C’est là qu’il a été perdu de vue. Ce n’est qu’une fois tout le monde sorti de l’eau que les moniteurs se sont aperçus de la disparition de David.

Les moniteurs l’ont cherché jusqu’à ce qu’ils entendent l’hélicoptère des secours se poser sur la plage. À ce moment, personne ne savait encore que David venait de se noyer.

Aujourd’hui, le mystère demeure. Personne ne s’explique comment le garçonnet a pu disparaître et se noyer alors qu’il avait peur de l’eau.

Patrick Théry / lessentiel.lu

La compassion de la ministre

La ministre de la Famille, Marie-Josée Jacobs, se rendait mardi dans deux camps de vacances organisés au Luxembourg dans de drôles circonstances.

La date avait été convenue de longue date, mais chacun n'avait que la noyade de David en tête. «Je souhaite d'abord faire part de mes condoléances et de mon soutien à la famille du petit David et aux collaborateurs de Syprolux», a-t-elle commencé.

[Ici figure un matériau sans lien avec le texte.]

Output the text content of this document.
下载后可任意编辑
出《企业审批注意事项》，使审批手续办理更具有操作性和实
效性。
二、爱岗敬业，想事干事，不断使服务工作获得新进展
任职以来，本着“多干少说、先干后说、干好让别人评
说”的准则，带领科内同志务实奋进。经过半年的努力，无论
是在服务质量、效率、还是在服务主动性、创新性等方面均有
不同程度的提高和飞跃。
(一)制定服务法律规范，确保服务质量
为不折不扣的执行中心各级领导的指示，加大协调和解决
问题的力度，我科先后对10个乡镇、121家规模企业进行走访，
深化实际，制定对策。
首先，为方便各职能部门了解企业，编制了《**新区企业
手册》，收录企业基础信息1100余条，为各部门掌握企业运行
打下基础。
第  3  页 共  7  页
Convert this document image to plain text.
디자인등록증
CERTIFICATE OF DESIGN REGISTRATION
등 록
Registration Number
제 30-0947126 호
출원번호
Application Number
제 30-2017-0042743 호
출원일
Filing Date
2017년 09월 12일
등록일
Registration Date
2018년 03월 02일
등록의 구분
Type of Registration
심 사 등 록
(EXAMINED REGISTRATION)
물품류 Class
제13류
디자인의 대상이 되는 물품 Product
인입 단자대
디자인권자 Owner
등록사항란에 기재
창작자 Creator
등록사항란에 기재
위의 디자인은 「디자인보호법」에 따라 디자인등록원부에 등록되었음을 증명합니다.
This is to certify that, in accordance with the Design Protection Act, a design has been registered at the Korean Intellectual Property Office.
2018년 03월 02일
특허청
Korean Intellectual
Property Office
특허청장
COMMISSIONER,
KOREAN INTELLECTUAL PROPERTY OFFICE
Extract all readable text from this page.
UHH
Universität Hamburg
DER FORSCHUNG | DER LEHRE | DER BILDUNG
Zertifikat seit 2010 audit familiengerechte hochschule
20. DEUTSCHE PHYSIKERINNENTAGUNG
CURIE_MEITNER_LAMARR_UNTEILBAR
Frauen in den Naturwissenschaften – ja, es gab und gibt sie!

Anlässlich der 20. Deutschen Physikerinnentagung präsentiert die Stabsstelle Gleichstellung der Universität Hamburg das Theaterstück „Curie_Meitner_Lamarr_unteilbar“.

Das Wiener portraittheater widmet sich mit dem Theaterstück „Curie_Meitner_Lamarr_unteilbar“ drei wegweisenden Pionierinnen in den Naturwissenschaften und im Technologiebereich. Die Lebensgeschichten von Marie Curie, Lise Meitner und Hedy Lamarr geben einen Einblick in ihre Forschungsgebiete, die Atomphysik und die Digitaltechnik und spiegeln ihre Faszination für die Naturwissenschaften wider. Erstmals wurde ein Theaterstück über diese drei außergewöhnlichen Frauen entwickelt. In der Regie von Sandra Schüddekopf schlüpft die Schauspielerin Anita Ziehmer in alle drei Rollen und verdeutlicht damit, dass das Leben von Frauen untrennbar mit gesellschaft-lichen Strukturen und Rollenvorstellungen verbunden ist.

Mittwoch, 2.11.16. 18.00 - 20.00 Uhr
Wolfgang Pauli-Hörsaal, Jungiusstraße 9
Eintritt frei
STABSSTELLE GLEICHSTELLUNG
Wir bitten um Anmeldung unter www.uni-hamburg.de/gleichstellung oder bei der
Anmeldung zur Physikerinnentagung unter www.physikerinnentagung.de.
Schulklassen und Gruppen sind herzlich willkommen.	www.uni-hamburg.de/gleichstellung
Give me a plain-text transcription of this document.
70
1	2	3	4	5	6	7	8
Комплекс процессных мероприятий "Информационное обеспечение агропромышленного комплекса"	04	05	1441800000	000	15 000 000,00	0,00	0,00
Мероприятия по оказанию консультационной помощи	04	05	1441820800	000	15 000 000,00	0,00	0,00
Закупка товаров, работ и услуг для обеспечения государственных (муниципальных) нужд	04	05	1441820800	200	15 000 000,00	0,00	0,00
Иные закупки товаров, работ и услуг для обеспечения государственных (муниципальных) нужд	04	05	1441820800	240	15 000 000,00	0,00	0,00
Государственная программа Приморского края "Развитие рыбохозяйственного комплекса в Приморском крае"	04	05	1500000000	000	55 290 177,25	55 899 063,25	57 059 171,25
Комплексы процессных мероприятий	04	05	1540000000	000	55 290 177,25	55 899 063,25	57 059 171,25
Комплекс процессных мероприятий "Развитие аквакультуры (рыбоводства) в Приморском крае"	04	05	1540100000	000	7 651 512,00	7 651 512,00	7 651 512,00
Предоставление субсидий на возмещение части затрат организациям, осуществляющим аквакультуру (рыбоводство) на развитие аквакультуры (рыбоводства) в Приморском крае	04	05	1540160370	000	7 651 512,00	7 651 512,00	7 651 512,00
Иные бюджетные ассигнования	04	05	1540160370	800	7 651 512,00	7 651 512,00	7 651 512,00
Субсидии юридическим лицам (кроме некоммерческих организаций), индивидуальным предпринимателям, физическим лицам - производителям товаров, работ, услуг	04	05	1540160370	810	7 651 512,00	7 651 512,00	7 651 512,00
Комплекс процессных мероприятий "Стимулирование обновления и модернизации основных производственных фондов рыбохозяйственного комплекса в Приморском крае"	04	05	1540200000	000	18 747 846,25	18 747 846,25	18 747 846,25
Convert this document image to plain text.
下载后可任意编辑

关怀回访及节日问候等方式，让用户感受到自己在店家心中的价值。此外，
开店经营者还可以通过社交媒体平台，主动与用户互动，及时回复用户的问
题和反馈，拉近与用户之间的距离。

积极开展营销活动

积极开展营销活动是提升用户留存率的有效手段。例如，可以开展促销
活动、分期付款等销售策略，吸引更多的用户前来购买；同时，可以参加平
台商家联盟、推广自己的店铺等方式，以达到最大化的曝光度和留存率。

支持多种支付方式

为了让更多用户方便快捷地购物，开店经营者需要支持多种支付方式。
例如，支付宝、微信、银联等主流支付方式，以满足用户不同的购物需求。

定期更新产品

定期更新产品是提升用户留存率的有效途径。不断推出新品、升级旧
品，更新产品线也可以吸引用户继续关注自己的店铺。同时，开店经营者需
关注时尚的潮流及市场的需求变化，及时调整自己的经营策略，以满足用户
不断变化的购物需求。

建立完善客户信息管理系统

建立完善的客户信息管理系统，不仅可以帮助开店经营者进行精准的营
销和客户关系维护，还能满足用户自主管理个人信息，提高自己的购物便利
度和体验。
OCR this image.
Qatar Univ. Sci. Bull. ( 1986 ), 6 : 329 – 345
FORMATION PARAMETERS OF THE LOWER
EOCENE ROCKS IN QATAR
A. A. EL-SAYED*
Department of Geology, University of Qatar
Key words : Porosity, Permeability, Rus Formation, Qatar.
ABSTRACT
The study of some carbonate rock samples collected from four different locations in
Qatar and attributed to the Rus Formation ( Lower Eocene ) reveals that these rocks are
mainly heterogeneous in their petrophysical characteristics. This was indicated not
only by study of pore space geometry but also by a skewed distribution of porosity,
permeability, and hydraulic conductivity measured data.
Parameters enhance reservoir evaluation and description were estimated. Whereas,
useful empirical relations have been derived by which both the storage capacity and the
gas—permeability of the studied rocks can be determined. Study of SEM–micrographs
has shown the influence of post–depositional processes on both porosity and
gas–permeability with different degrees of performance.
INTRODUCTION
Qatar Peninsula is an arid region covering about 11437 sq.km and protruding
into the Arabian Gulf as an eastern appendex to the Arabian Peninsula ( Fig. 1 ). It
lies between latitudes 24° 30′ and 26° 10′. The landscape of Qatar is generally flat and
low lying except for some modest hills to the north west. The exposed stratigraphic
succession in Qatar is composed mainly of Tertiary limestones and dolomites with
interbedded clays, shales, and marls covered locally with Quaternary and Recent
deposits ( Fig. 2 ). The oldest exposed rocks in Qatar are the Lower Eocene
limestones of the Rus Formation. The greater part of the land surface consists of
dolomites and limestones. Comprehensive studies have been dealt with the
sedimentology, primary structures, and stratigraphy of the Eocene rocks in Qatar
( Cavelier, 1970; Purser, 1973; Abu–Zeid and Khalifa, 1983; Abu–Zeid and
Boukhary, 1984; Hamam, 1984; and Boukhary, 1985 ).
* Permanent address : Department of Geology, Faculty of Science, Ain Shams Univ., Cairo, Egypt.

Marie-Josée Jacobs a fait savoir qu'elle avait mis le groupe permanent d'encadrement psychotraumatologique de son ministère à disposition des organisateurs et des familles des enfants.

Quant à prendre de nouvelles mesures de sécurité, elle a simplement laissé entendre qu'un bilan des activités de vacances serait tiré dès la rentrée, «comme chaque année».

La mort tragique du jeune David a cependant d'ores et déjà pris une tournure politique puisque deux députés de l'opposition, Alexandre Krieps (DP) et Claude Adam (Déi Gréng), s'interrogent chacun sur les qualifications requises pour prétendre à un poste d'encadrement sur une colonie de vacances et sur l'apprentissage de la natation à l'école.